The local economy must influence your pricing, if your majority of sales comes locally.
surely a small (micro) business can`t compete with volume pricing but the locals may not be willing to pay premium for the "art" component, so in order to have sales I believe you must adjust pricing usually downward.
there comes another danger (I have learned this first hand) if you are perceived in a local market place to be doing well at a reasonable margin (accounting for the art and original component) you can actually cause competition, and people looking for a few extra bucks, imitate your products and charge less, now all the books, and experts say they won`t last and to grow out of their reach, but it surely can hurt.
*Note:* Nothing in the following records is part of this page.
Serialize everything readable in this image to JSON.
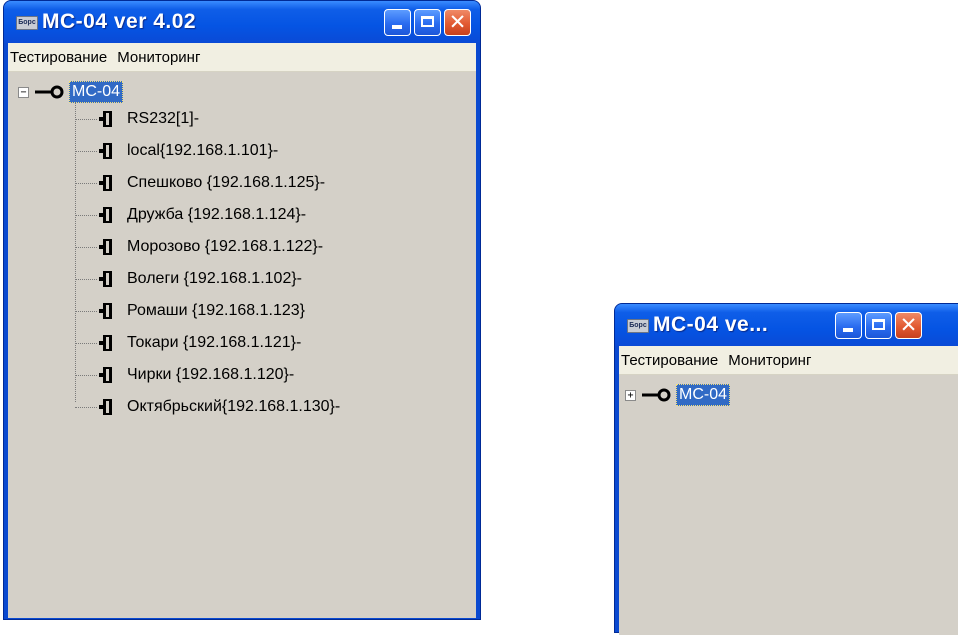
{
  "windows": [
    {
      "icon_text": "Бopc",
      "title": "МС-04  ver 4.02",
      "menu": [
        "Тестирование",
        "Мониторинг"
      ],
      "tree": {
        "root": "MC-04",
        "expander": "−",
        "children": [
          "RS232[1]-",
          "local{192.168.1.101}-",
          "Спешково  {192.168.1.125}-",
          "Дружба {192.168.1.124}-",
          "Морозово {192.168.1.122}-",
          "Волеги {192.168.1.102}-",
          "Ромаши {192.168.1.123}",
          "Токари {192.168.1.121}-",
          "Чирки {192.168.1.120}-",
          "Октябрьский{192.168.1.130}-"
        ]
      }
    },
    {
      "icon_text": "Бopc",
      "title": "МС-04  ve...",
      "menu": [
        "Тестирование",
        "Мониторинг"
      ],
      "tree": {
        "root": "MC-04",
        "expander": "+"
      }
    }
  ],
  "icons": {
    "app": "app-logo-icon",
    "minimize": "minimize-icon",
    "maximize": "maximize-icon",
    "close": "close-icon",
    "root": "key-connector-icon",
    "child": "port-connector-icon"
  },
  "colors": {
    "title_bar": "#0554e3",
    "selection": "#316ac5",
    "content_bg": "#d4d0c8",
    "menu_bg": "#f1efe2",
    "close_button": "#e25a32"
  }
}
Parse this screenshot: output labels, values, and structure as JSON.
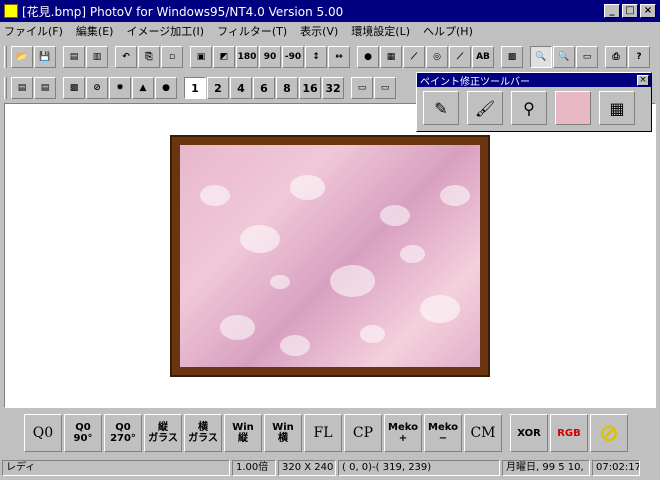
{
  "window": {
    "title": "[花見.bmp] PhotoV for Windows95/NT4.0 Version 5.00",
    "caption_buttons": [
      "_",
      "□",
      "×"
    ]
  },
  "menu": [
    "ファイル(F)",
    "編集(E)",
    "イメージ加工(I)",
    "フィルター(T)",
    "表示(V)",
    "環境設定(L)",
    "ヘルプ(H)"
  ],
  "toolbar1": {
    "buttons": [
      {
        "name": "open-folder-icon",
        "glyph": "📂"
      },
      {
        "name": "save-icon",
        "glyph": "💾"
      },
      {
        "name": "catalog-icon",
        "glyph": "▤"
      },
      {
        "name": "filmstrip-icon",
        "glyph": "▥"
      },
      {
        "name": "undo-icon",
        "glyph": "↶"
      },
      {
        "name": "copy-icon",
        "glyph": "⎘"
      },
      {
        "name": "paste-icon",
        "glyph": "▫"
      },
      {
        "name": "trim-icon",
        "glyph": "▣"
      },
      {
        "name": "resize-icon",
        "glyph": "◩"
      },
      {
        "name": "rotate-180-icon",
        "glyph": "180"
      },
      {
        "name": "rotate-90-icon",
        "glyph": "90"
      },
      {
        "name": "rotate-minus-90-icon",
        "glyph": "-90"
      },
      {
        "name": "flip-vertical-icon",
        "glyph": "↕"
      },
      {
        "name": "flip-horizontal-icon",
        "glyph": "↔"
      },
      {
        "name": "rgb-icon",
        "glyph": "●"
      },
      {
        "name": "histogram-icon",
        "glyph": "▦"
      },
      {
        "name": "gamma-icon",
        "glyph": "⟋"
      },
      {
        "name": "color-wheel-icon",
        "glyph": "◎"
      },
      {
        "name": "edge-icon",
        "glyph": "⟋"
      },
      {
        "name": "text-icon",
        "glyph": "AB"
      },
      {
        "name": "mosaic-icon",
        "glyph": "▩"
      },
      {
        "name": "zoom-in-icon",
        "glyph": "🔍"
      },
      {
        "name": "zoom-out-icon",
        "glyph": "🔍"
      },
      {
        "name": "fullscreen-icon",
        "glyph": "▭"
      },
      {
        "name": "print-icon",
        "glyph": "⎙"
      },
      {
        "name": "help-icon",
        "glyph": "?"
      }
    ]
  },
  "toolbar2": {
    "left_buttons": [
      {
        "name": "scan-icon",
        "glyph": "▤"
      },
      {
        "name": "scan2-icon",
        "glyph": "▤"
      },
      {
        "name": "select-rect-icon",
        "glyph": "▩"
      },
      {
        "name": "pen-icon",
        "glyph": "⊘"
      },
      {
        "name": "gear-icon",
        "glyph": "✹"
      },
      {
        "name": "triangle-icon",
        "glyph": "▲"
      },
      {
        "name": "circle-icon",
        "glyph": "●"
      }
    ],
    "numbers": [
      "1",
      "2",
      "4",
      "6",
      "8",
      "16",
      "32"
    ],
    "right_buttons": [
      {
        "name": "window-icon",
        "glyph": "▭"
      },
      {
        "name": "window2-icon",
        "glyph": "▭"
      }
    ]
  },
  "paint_palette": {
    "title": "ペイント修正ツールバー",
    "close": "×",
    "tools": [
      {
        "name": "pencil-icon",
        "glyph": "✎"
      },
      {
        "name": "brush-icon",
        "glyph": "🖌"
      },
      {
        "name": "eyedropper-icon",
        "glyph": "⚲"
      }
    ],
    "current_color": "#e8b8c4"
  },
  "image": {
    "file": "花見.bmp",
    "frame_color": "#6b3510"
  },
  "effect_bar": [
    {
      "name": "q0-button",
      "lines": [
        "Q0"
      ],
      "big": true
    },
    {
      "name": "q0-90-button",
      "lines": [
        "Q0",
        "90°"
      ]
    },
    {
      "name": "q0-270-button",
      "lines": [
        "Q0",
        "270°"
      ]
    },
    {
      "name": "vertical-glass-button",
      "lines": [
        "縦",
        "ガラス"
      ]
    },
    {
      "name": "horizontal-glass-button",
      "lines": [
        "横",
        "ガラス"
      ]
    },
    {
      "name": "win-vertical-button",
      "lines": [
        "Win",
        "縦"
      ]
    },
    {
      "name": "win-horizontal-button",
      "lines": [
        "Win",
        "横"
      ]
    },
    {
      "name": "fl-button",
      "lines": [
        "FL"
      ],
      "big": true
    },
    {
      "name": "cp-button",
      "lines": [
        "CP"
      ],
      "big": true
    },
    {
      "name": "meko-plus-button",
      "lines": [
        "Meko",
        "+"
      ]
    },
    {
      "name": "meko-minus-button",
      "lines": [
        "Meko",
        "−"
      ]
    },
    {
      "name": "cm-button",
      "lines": [
        "CM"
      ],
      "big": true
    },
    {
      "name": "xor-button",
      "lines": [
        "XOR"
      ]
    },
    {
      "name": "rgb-button",
      "lines": [
        "RGB"
      ]
    },
    {
      "name": "cancel-icon",
      "lines": [
        "⊘"
      ]
    }
  ],
  "status": {
    "ready": "レディ",
    "zoom": "1.00倍",
    "size": "320 X 240",
    "coords": "(   0,    0)-( 319, 239)",
    "date": "月曜日, 99 5 10,",
    "time": "07:02:17"
  }
}
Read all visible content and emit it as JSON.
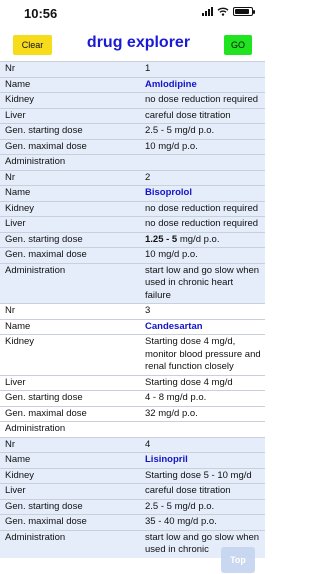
{
  "status_bar": {
    "time": "10:56",
    "icons": [
      "signal-icon",
      "wifi-icon",
      "battery-icon"
    ]
  },
  "header": {
    "clear_label": "Clear",
    "title": "drug explorer",
    "go_label": "GO"
  },
  "labels": {
    "nr": "Nr",
    "name": "Name",
    "kidney": "Kidney",
    "liver": "Liver",
    "start": "Gen. starting dose",
    "max": "Gen. maximal dose",
    "admin": "Administration"
  },
  "drugs": [
    {
      "nr": "1",
      "name": "Amlodipine",
      "kidney": "no dose reduction required",
      "liver": "careful dose titration",
      "start_bold": "",
      "start_rest": "2.5 - 5 mg/d p.o.",
      "max": "10 mg/d p.o.",
      "admin": ""
    },
    {
      "nr": "2",
      "name": "Bisoprolol",
      "kidney": "no dose reduction required",
      "liver": "no dose reduction required",
      "start_bold": "1.25 - 5",
      "start_rest": " mg/d p.o.",
      "max": "10 mg/d p.o.",
      "admin": "start low and go slow when used in chronic heart failure"
    },
    {
      "nr": "3",
      "name": "Candesartan",
      "kidney": "Starting dose 4 mg/d, monitor blood pressure and renal function closely",
      "liver": "Starting dose 4 mg/d",
      "start_bold": "",
      "start_rest": "4 - 8 mg/d p.o.",
      "max": "32 mg/d p.o.",
      "admin": ""
    },
    {
      "nr": "4",
      "name": "Lisinopril",
      "kidney": "Starting dose 5 - 10 mg/d",
      "liver": "careful dose titration",
      "start_bold": "",
      "start_rest": "2.5 - 5 mg/d p.o.",
      "max": "35 - 40 mg/d p.o.",
      "admin": "start low and go slow when used in chronic"
    }
  ],
  "top_button_label": "Top",
  "colors": {
    "title": "#1b1bd6",
    "drug_name": "#1414c8",
    "clear_button": "#f7dc1c",
    "go_button": "#1fe41f",
    "odd_row_bg": "#e4edf9"
  }
}
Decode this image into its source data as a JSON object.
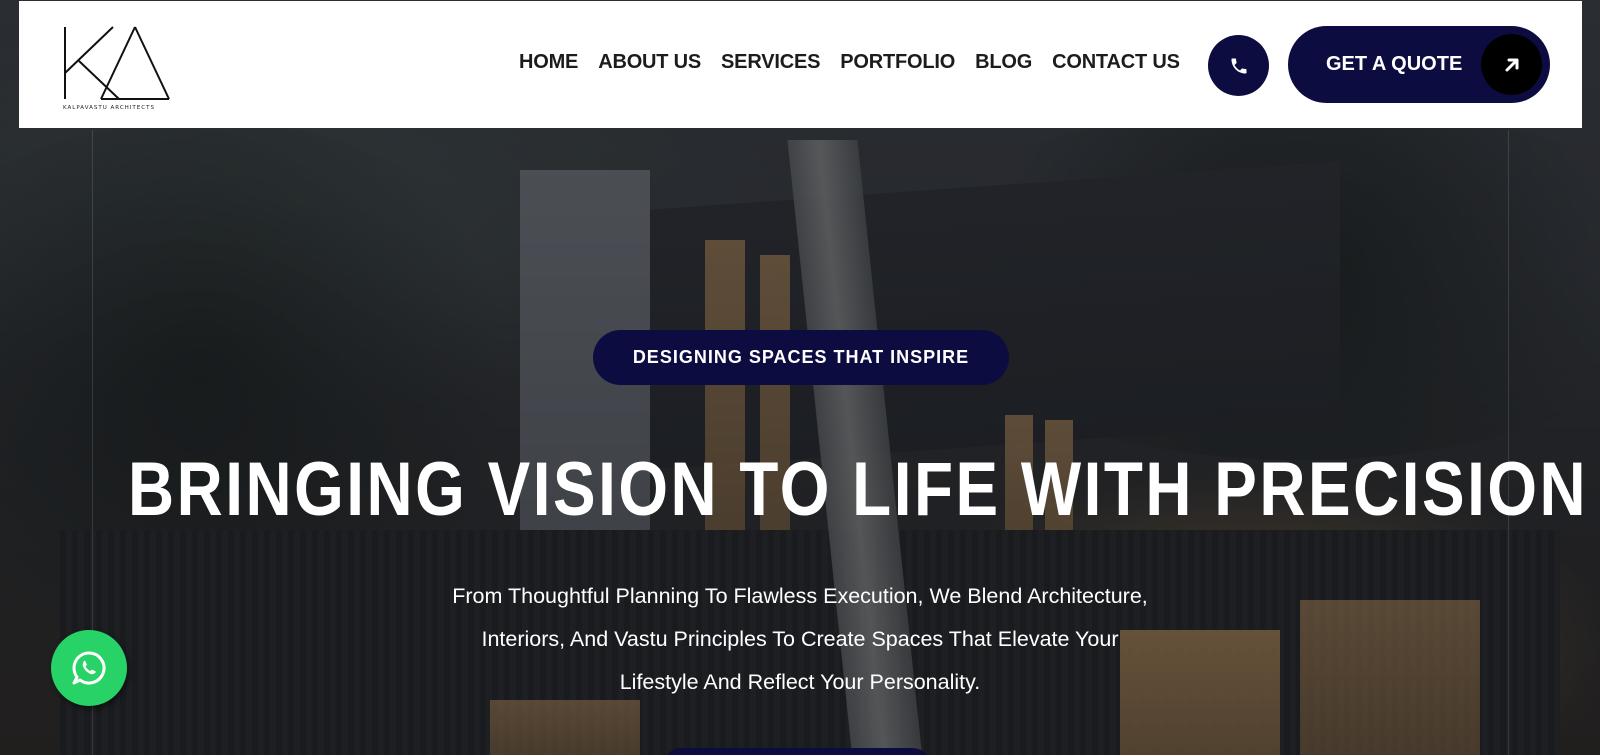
{
  "brand": {
    "monogram": "KA",
    "caption": "KALPAVASTU ARCHITECTS"
  },
  "nav": {
    "items": [
      {
        "label": "HOME"
      },
      {
        "label": "ABOUT US"
      },
      {
        "label": "SERVICES"
      },
      {
        "label": "PORTFOLIO"
      },
      {
        "label": "BLOG"
      },
      {
        "label": "CONTACT US"
      }
    ]
  },
  "header_actions": {
    "phone_icon": "phone-icon",
    "quote_label": "GET A QUOTE",
    "quote_icon": "arrow-up-right-icon"
  },
  "hero": {
    "tagline": "DESIGNING SPACES THAT INSPIRE",
    "headline": "BRINGING VISION TO LIFE WITH PRECISION",
    "subtext_lines": [
      "From Thoughtful Planning To Flawless Execution, We Blend Architecture,",
      "Interiors, And Vastu Principles To Create Spaces That Elevate Your",
      "Lifestyle And Reflect Your Personality."
    ]
  },
  "floating": {
    "whatsapp_icon": "whatsapp-icon"
  },
  "colors": {
    "navy": "#0d0c40",
    "whatsapp": "#27d366",
    "header_bg": "#ffffff",
    "nav_text": "#1c1c1c"
  }
}
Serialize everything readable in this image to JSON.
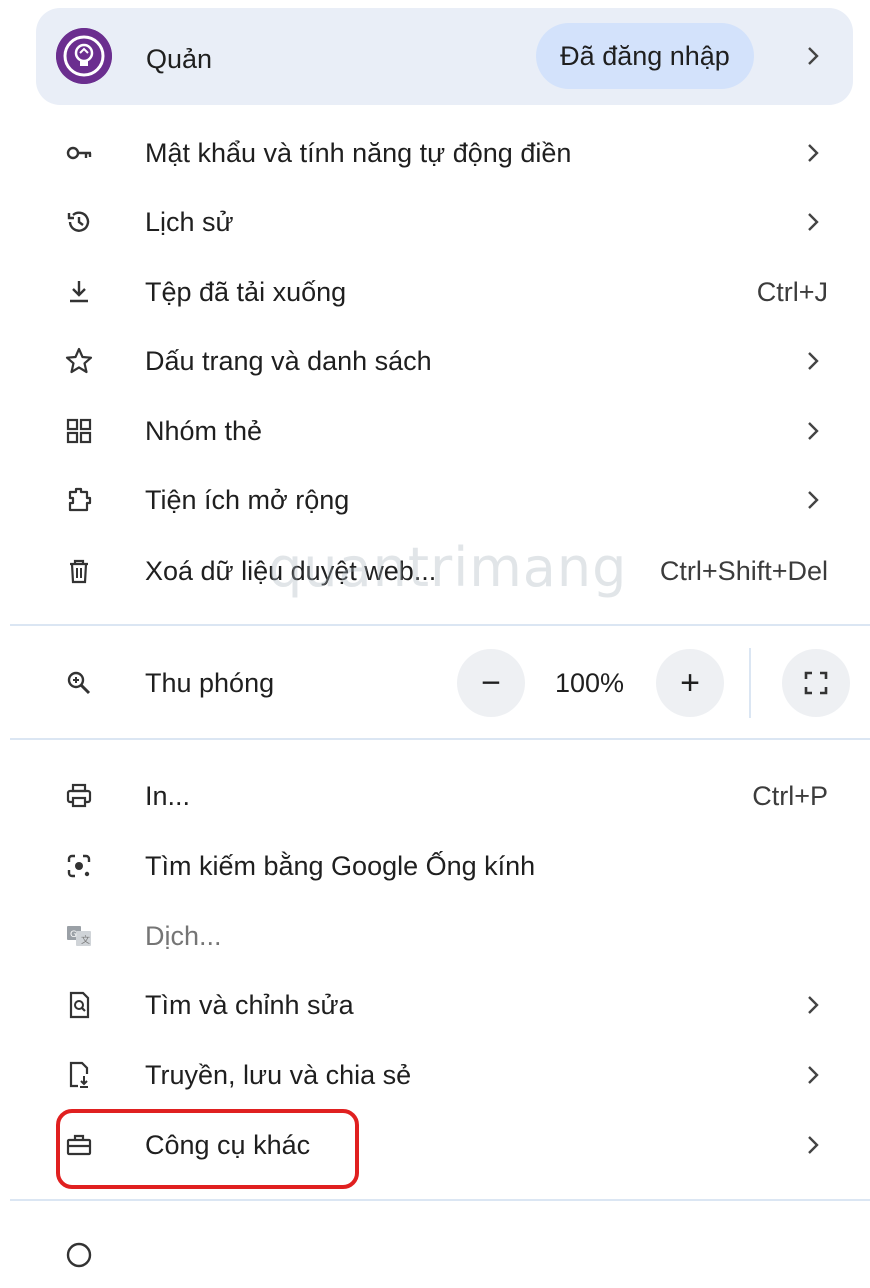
{
  "profile": {
    "name": "Quản",
    "status": "Đã đăng nhập",
    "avatar_color": "#6b2e8f"
  },
  "menu_items": [
    {
      "label": "Mật khẩu và tính năng tự động điền",
      "icon": "key-icon",
      "trailing": "chevron"
    },
    {
      "label": "Lịch sử",
      "icon": "history-icon",
      "trailing": "chevron"
    },
    {
      "label": "Tệp đã tải xuống",
      "icon": "download-icon",
      "shortcut": "Ctrl+J"
    },
    {
      "label": "Dấu trang và danh sách",
      "icon": "star-icon",
      "trailing": "chevron"
    },
    {
      "label": "Nhóm thẻ",
      "icon": "tab-groups-icon",
      "trailing": "chevron"
    },
    {
      "label": "Tiện ích mở rộng",
      "icon": "extension-icon",
      "trailing": "chevron"
    },
    {
      "label": "Xoá dữ liệu duyệt web...",
      "icon": "trash-icon",
      "shortcut": "Ctrl+Shift+Del"
    }
  ],
  "zoom": {
    "label": "Thu phóng",
    "minus": "−",
    "level": "100%",
    "plus": "+"
  },
  "menu_items_2": [
    {
      "label": "In...",
      "icon": "print-icon",
      "shortcut": "Ctrl+P"
    },
    {
      "label": "Tìm kiếm bằng Google Ống kính",
      "icon": "google-lens-icon"
    },
    {
      "label": "Dịch...",
      "icon": "translate-icon",
      "disabled": true
    },
    {
      "label": "Tìm và chỉnh sửa",
      "icon": "find-icon",
      "trailing": "chevron"
    },
    {
      "label": "Truyền, lưu và chia sẻ",
      "icon": "cast-save-icon",
      "trailing": "chevron"
    },
    {
      "label": "Công cụ khác",
      "icon": "toolbox-icon",
      "trailing": "chevron",
      "highlighted": true
    }
  ],
  "watermark": "quantrimang",
  "colors": {
    "highlight_border": "#e02020",
    "profile_bg": "#e9eef7",
    "badge_bg": "#d3e2fb"
  }
}
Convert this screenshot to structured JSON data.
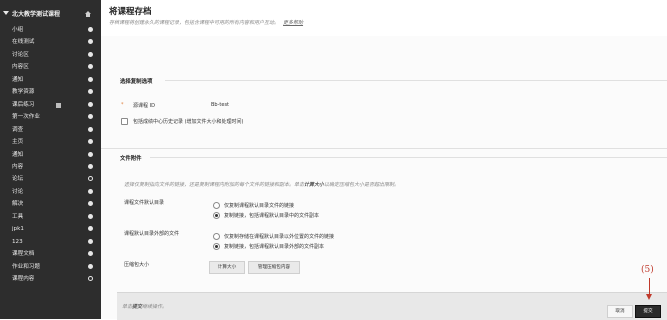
{
  "sidebar": {
    "course_title": "北大教学测试课程",
    "items": [
      {
        "label": "小组"
      },
      {
        "label": "在线测试"
      },
      {
        "label": "讨论区"
      },
      {
        "label": "内容区"
      },
      {
        "label": "通知"
      },
      {
        "label": "教学资源"
      },
      {
        "label": "课后练习",
        "badge": true
      },
      {
        "label": "第一次作业"
      },
      {
        "label": "调查"
      },
      {
        "label": "主页"
      },
      {
        "label": "通知"
      },
      {
        "label": "内容"
      },
      {
        "label": "论坛"
      },
      {
        "label": "讨论"
      },
      {
        "label": "解决"
      },
      {
        "label": "工具"
      },
      {
        "label": "jpk1"
      },
      {
        "label": "123"
      },
      {
        "label": "课程文档"
      },
      {
        "label": "作业和习题"
      },
      {
        "label": "课程内容"
      }
    ]
  },
  "header": {
    "title": "将课程存档",
    "description": "存档课程将创建永久的课程记录，包括含课程中可用的所有内容和用户互动。",
    "more_link": "更多帮助"
  },
  "copy_options": {
    "section_title": "选择复制选项",
    "course_id_label": "源课程 ID",
    "course_id_value": "Bb-test",
    "gradecenter_label": "包括成绩中心历史记录 (增加文件大小和处理时间)"
  },
  "file_attachments": {
    "section_title": "文件附件",
    "instruction_pre": "选择仅复制指向文件的链接，还是复制课程内附加的每个文件的链接和副本。单击",
    "instruction_bold": "计算大小",
    "instruction_post": "以确定压缩包大小是否超出限制。",
    "default_dir_label": "课程文件默认目录",
    "default_dir_opt1": "仅复制课程默认目录文件的链接",
    "default_dir_opt2": "复制链接，包括课程默认目录中的文件副本",
    "outside_label": "课程默认目录外部的文件",
    "outside_opt1": "仅复制存储在课程默认目录以外位置的文件的链接",
    "outside_opt2": "复制链接，包括课程默认目录外部的文件副本",
    "package_label": "压缩包大小",
    "calc_button": "计算大小",
    "manage_button": "管理压缩包内容"
  },
  "footer": {
    "hint_pre": "单击",
    "hint_bold": "提交",
    "hint_post": "继续操作。",
    "cancel": "取消",
    "submit": "提交"
  },
  "annotation": {
    "label": "(5)",
    "color": "#c0392b"
  },
  "colors": {
    "sidebar_bg": "#2d2d2d",
    "required_marker": "#e07f3b"
  }
}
Imagine if someone that was just desperate enough to replicate your product (surely not as good), then launched a significant marketing campaign online or locally or both, how would you do then? it would probably come down to price mostly, I`m not talking about repeat customers, satisfied customers are loyal, but to get the new ones.
how many times has a friend got a new widget, for x$`s and you decide to go find one, what are your goals? get a new widget for a better value, how many times are you just going to follow your buddies lead? probably none unless this is the guy you have been through a war zone with, and he saved your butt. 
At the end of the day anything can change from a seller controlled price structure to a customer priced structure overnight (as you have pointed out). so the prudent thing to do is continuously monitor your "VALUE" against your price. that said you cannot (in my opinion) add customer service into your initial value while you know it is great the customer can`t. and if they do chances are something went wrong with someone and you fixed it, then it could go either way.